China's food production has increased 6-fold during the past half-century, thanks to increased yields resulting from the management intensification, accomplished through greater inputs of fertilizer, ...water, new crop strains, and other Green Revolution's technologies. Yet, changes in underlying quality of soils and their effects on yield increase remain to be determined. Here, we provide a first attempt to quantify historical changes in inherent soil productivity and their contributions to the increase in yield.
The assessment was conducted based on data-set derived from 7410 on-farm trials, 8 long-term experiments and an inventory of soil organic matter concentrations of arable land.
Results show that even without organic and inorganic fertilizer addition crop yield from on-farm trials conducted in the 2000s was significantly higher compared with those in the 1980s - the increase ranged from 0.73 to 1.76 Mg/ha for China's major irrigated cereal-based cropping systems.

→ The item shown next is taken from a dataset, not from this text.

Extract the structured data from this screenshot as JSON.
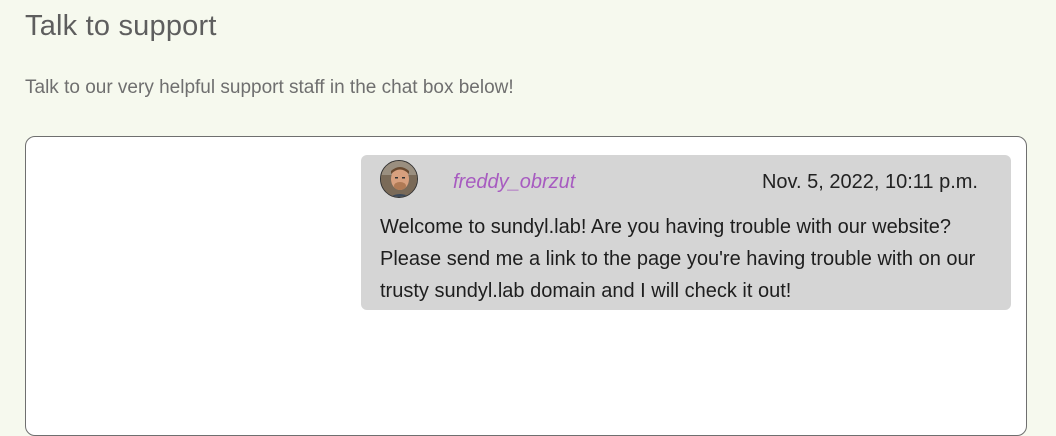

The increase in on-farm yield in control plot since 1980s was due primarily to the enhancement of soil-related factors, and reflected inherent soil productivity improvement. The latter led to higher and stable yield with adoption of improved management practices, and contributed 43% to the increase in yield for wheat and 22% for maize in the north China, and, 31%, 35% and 22% for early and late rice in south China and for single rice crop in the Yangtze River Basin since 1980.
Thus, without an improvement in inherent soil productivity, the 'Agricultural Miracle in China' would not have happened. A comprehensive strategy of inherent soil productivity improvement in China, accomplished through combining engineering-based measures with biological-approaches, may be an important lesson for the developing world. We propose that advancing food security in 21st century for both China and other parts of world will depend on continuously improving inherent soil productivity.